Dispersive probing of driven pseudo-spin dynamics in a gradient field

TL;DR

This paper demonstrates a method to measure magnetic field gradients using dispersive probing of Rabi oscillations in ultracold rubidium atoms, enabling high-precision gradiometry with kilohertz bandwidths.

Contribution

It introduces a dispersive measurement technique for inhomogeneous Rabi oscillations, allowing accurate magnetic field gradient detection in ultracold atomic samples.

Findings

Field gradients can be measured with ~25 nT/mm accuracy.

Dispersive probing reveals phase winding in pseudo-spin dynamics.

Method enables high-bandwidth atomic gradiometry.

Abstract

We have studied the coherent evolution of ultracold atomic rubidium clouds subjected to a microwave field driving Rabi oscillations between the stretched states of the F=1 and F=2 hyperfine levels.

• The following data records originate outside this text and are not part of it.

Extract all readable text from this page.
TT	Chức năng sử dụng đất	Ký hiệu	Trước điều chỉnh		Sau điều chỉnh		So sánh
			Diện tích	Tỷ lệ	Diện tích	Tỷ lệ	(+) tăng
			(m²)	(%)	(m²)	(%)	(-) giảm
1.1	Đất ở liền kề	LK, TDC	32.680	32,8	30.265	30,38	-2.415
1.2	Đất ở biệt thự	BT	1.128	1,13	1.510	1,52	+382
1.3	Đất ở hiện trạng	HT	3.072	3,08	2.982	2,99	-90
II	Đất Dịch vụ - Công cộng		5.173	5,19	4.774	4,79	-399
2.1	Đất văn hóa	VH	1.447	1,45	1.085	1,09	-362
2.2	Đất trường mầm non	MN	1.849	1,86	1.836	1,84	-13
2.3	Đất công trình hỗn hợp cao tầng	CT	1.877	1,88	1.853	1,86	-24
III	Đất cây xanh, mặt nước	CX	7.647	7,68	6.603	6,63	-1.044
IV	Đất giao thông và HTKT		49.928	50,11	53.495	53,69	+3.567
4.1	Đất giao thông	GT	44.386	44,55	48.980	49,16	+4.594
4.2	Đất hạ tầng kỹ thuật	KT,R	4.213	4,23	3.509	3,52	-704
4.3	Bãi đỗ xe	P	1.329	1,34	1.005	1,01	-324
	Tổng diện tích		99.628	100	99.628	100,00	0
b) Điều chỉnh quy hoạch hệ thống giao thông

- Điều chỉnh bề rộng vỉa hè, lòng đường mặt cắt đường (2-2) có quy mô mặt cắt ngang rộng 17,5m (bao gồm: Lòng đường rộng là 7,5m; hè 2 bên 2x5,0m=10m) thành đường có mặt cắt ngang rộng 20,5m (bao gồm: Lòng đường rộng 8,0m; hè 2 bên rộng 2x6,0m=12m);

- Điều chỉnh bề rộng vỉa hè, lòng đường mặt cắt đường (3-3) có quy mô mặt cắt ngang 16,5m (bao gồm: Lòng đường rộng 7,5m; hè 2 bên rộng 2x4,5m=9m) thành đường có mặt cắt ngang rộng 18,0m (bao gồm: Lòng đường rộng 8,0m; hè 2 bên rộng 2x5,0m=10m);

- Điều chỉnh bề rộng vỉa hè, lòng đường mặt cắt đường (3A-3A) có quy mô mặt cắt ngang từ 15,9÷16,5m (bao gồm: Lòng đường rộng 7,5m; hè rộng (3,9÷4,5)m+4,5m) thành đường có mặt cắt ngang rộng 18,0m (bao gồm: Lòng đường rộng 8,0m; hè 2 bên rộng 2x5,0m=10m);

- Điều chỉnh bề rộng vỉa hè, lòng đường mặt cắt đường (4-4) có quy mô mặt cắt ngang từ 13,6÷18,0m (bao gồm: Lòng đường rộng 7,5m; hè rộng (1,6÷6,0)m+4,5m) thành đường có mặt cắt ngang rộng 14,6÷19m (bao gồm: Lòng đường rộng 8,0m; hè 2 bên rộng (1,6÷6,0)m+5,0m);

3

A phase winding of the two-level system pseudo-spin vector is encountered for elongated samples of atoms exposed to an axial magnetic field gradient and can be observed directly in state-selective absorption imaging. When dispersively recording the sample-integrated spin population during the Rabi drive, we observe a damped oscillation directly related to the magnetic field gradient, which we quantify using a simple dephasing model. By analyzing such dispersively acquired data from millimeter sized atomic samples, we demonstrate that field gradients can be determined with an accuracy of $\sim25$ nT/mm. The dispersive probing of inhomogeneously broadened Rabi oscillations in prolate samples opens up a path to gradiometry with bandwidths in the kilohertz domain.